Archaeological site in Nyūzen, Toyama, Japan

The Jōbenoma Site (じょうべのま遺跡, Jōbenoma iseki) is an archaeological site consisting of the Heian period ruins of a shōen located in what is now the Tanaka neighborhood of the town of Nyūzen in the Hokuriku region Japan. It has been protected as a National Historic Site since 1979.

==Overview==
The shōen or medieval landed estates in Japan, were private, tax-free, and autonomous feudal manors which arose with the decline of the ritsuryō system. The earliest shōen developed in the Nara period to encourage land reclamation and provided for the succession of the right to cultivate reclaimed fields in perpetuity. Later shōen developed from land tracts assigned to officially sanctioned Shintō shrines or Buddhist temples or granted by the emperor as gifts to the Imperial relatives, nobles, or officials as tax-free grants. In either case, as these estates grew, they became independent of the civil administrative system and contributed to the rise of a local military class. At first, the hereditary steward of the estate (jitō) paid a portion of his revenues to the nominal "owner" in Kyoto for continued protection from taxes or other interference from the government, but by the Kamakura period, even this nominal relationship faded away.

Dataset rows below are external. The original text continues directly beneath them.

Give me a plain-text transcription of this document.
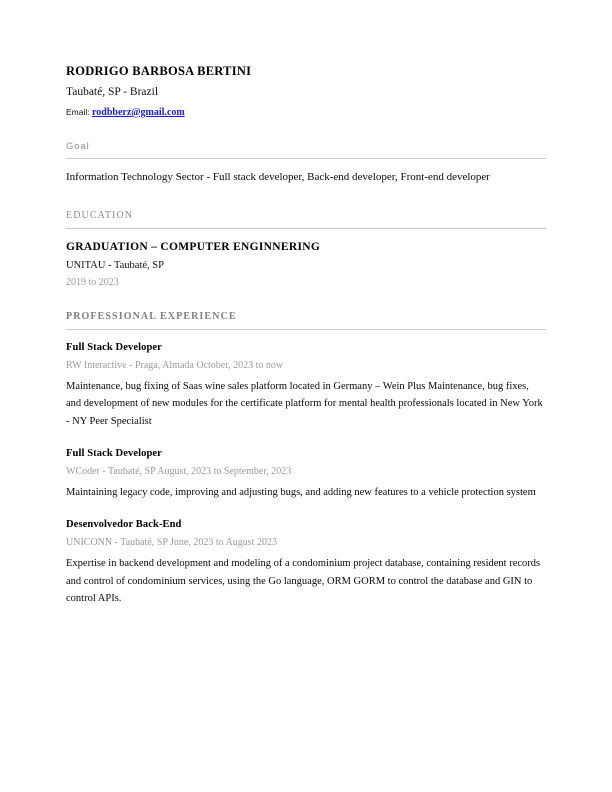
RODRIGO BARBOSA BERTINI
Taubaté, SP - Brazil
Email: rodbberz@gmail.com
Goal
Information Technology Sector - Full stack developer, Back-end developer, Front-end developer
EDUCATION
GRADUATION – COMPUTER ENGINNERING
UNITAU - Taubaté, SP
2019 to 2023
PROFESSIONAL EXPERIENCE
Full Stack Developer
RW Interactive - Praga, Almada October, 2023 to now
Maintenance, bug fixing of Saas wine sales platform located in Germany – Wein Plus Maintenance, bug fixes, and development of new modules for the certificate platform for mental health professionals located in New York - NY Peer Specialist
Full Stack Developer
WCoder - Taubaté, SP August, 2023 to September, 2023
Maintaining legacy code, improving and adjusting bugs, and adding new features to a vehicle protection system
Desenvolvedor Back-End
UNICONN - Taubaté, SP June, 2023 to August 2023
Expertise in backend development and modeling of a condominium project database, containing resident records and control of condominium services, using the Go language, ORM GORM to control the database and GIN to control APIs.
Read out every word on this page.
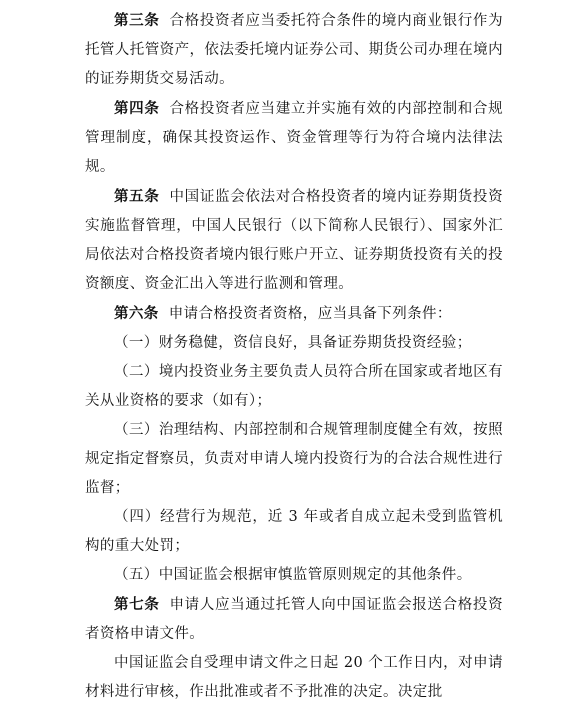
第三条 合格投资者应当委托符合条件的境内商业银行作为托管人托管资产，依法委托境内证券公司、期货公司办理在境内的证券期货交易活动。

第四条 合格投资者应当建立并实施有效的内部控制和合规管理制度，确保其投资运作、资金管理等行为符合境内法律法规。

第五条 中国证监会依法对合格投资者的境内证券期货投资实施监督管理，中国人民银行（以下简称人民银行）、国家外汇局依法对合格投资者境内银行账户开立、证券期货投资有关的投资额度、资金汇出入等进行监测和管理。

第六条 申请合格投资者资格，应当具备下列条件：

（一）财务稳健，资信良好，具备证券期货投资经验；

（二）境内投资业务主要负责人员符合所在国家或者地区有关从业资格的要求（如有）；

（三）治理结构、内部控制和合规管理制度健全有效，按照规定指定督察员，负责对申请人境内投资行为的合法合规性进行监督；

（四）经营行为规范，近 3 年或者自成立起未受到监管机构的重大处罚；

（五）中国证监会根据审慎监管原则规定的其他条件。

第七条 申请人应当通过托管人向中国证监会报送合格投资者资格申请文件。

中国证监会自受理申请文件之日起 20 个工作日内，对申请材料进行审核，作出批准或者不予批准的决定。决定批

The Jōbenoma Site is located at the eastern end of Toyama Bay on the right bank of the delta of the Kurobe River, on the coastline of the Sea of Japan. It was discovered in 1941, but a full-scale archaeological excavation did not begin until the 1970s when the site was endangered by a farmland improvement project. The site has been excavated 17 times since 1970, so the complete area is now clear. In total, the remains of 21 buildings were confirmed, with an estimated age from the 9th to the 10th centuries. The buildings were reconstructed at least six times during two periods: the first half of the Heian period and the first part of the Kamakura period. The buildings were arranged in a U-shape around a large main building, which is presumed to be the manor house of the shōen. A stream with a width of 30 meters once flowed from the south to the north through the site, with the building complex surrounded by walls on the west bank.

Most of the artifacts discovered date from the Heian period, and include Sue ware and Suzu ware pottery shards, wooden note tags, glazed pottery shards and fragments of agricultural implements. From historical records it is known that there were several shōen in this area. The discovery of shards of Chinese blue and white celadon porcelain found at the site, leads to the conclusion that this shōen was part of the estates held by either the temple of Tōdai-ji or of Saidai-ji in Nara.

It is one of the few manor sites from the Heian period thus found in Japan. The site is now an archaeological park, which has been open to the public since April 1990, with concrete pillars marking the locations of foundation posts. It is located about a 15-minute walk from Nyūzen Station on the JR West Hokuriku Main Line.